There appear to be a few rough spots in the first location that seem like they should have been caught easily through testing. PUT ON CLOTHES actually only performs a TAKE CLOTHES action; I have to PUT ON each individual piece to actually dress myself. EXAMINE BOOKCASE returns, “The bookcase is made of dark, carved wood and is full of novels. The works of James Herriot are on the bottom shelf,” while SEARCH BOOKCASE returns, “In the wooden bookcase are books and James Herriot.”
Although I’m not immediately captured by it, this game seems to have enough good qualities to put it high on the second-tier list.
Capture Score: 2. Looks like a worthwhile first effort.
“Snack Time!”, by Hardy the Bulldog (with help from Renee Choba)
Every year there are a few Comp entries that employ an alternative perspective for narration, and “Snack Time!” is one of those. The player takes on the role of a dog (a bulldog, I assume), and the game is narrated in second person. The human is described as my pet, and the rooms are described by their functions (the Sitting Room, Sleeping Room, and the Food Room). I’m a dog lover, so this is a Good Thing.
The writing is smooth and the voice fits well with what I imagine a dog’s voice might be. I like the descriptions of objects like “the thing you can’t scratch” and “the long soft thing.” I tried LICK PET and got back “You love on your pet with some little licks,” which is just terribly cute.

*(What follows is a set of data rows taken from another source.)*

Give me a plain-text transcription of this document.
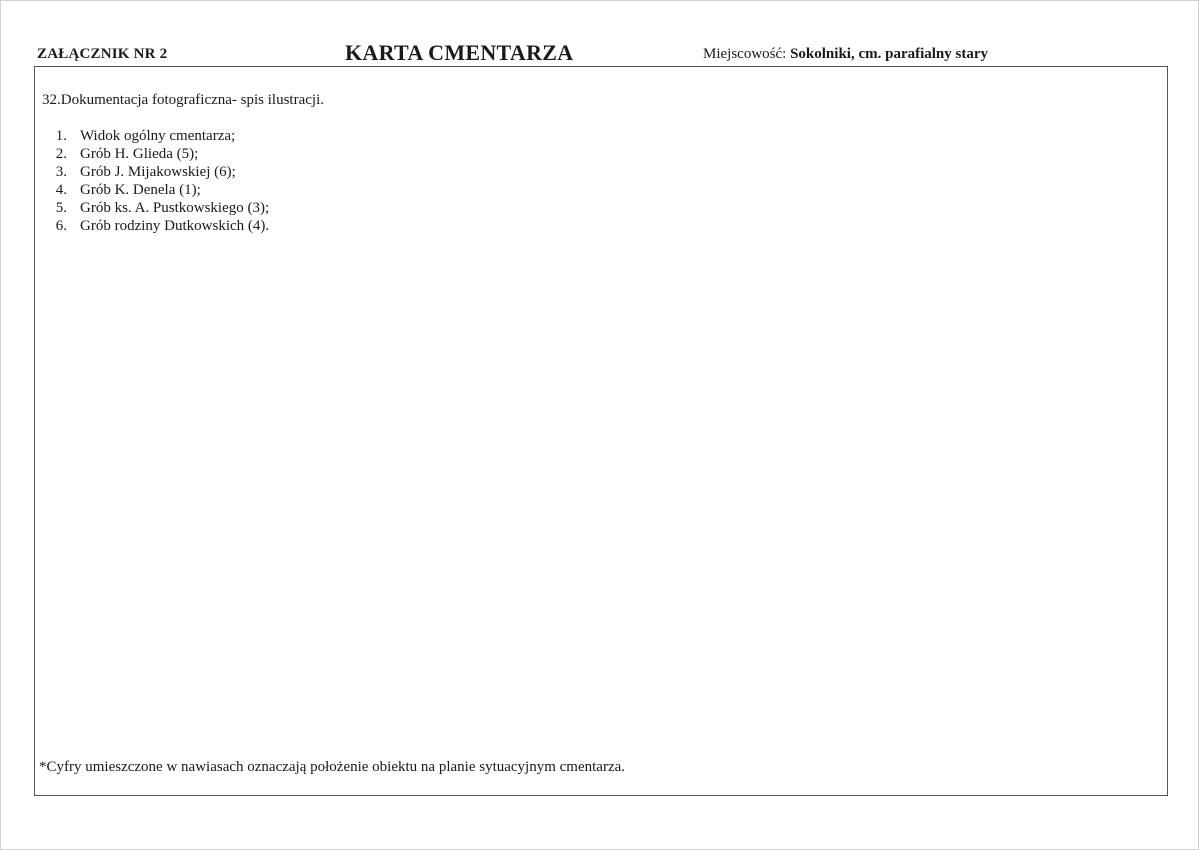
ZAŁĄCZNIK NR 2	KARTA CMENTARZA	Miejscowość: Sokolniki, cm. parafialny stary
32.Dokumentacja fotograficzna- spis ilustracji.
1. Widok ogólny cmentarza;
2. Grób H. Glieda (5);
3. Grób J. Mijakowskiej (6);
4. Grób K. Denela (1);
5. Grób ks. A. Pustkowskiego (3);
6. Grób rodziny Dutkowskich (4).
*Cyfry umieszczone w nawiasach oznaczają położenie obiektu na planie sytuacyjnym cmentarza.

I can also SCRATCH, CHEW, and BARK AT things, which should make things interesting.
No issues came up as I tried this one out, although it seems a little strange that I have to use the object name “the thing you can’t scratch” instead of “the thing I can’t scratch,” which would have made for better consistency. Still, it’s only a minor quibble. This looks like a lighthearted, fun game, and one that I look forward to completing.
Capture Score: 1. Hard to go wrong with dogs.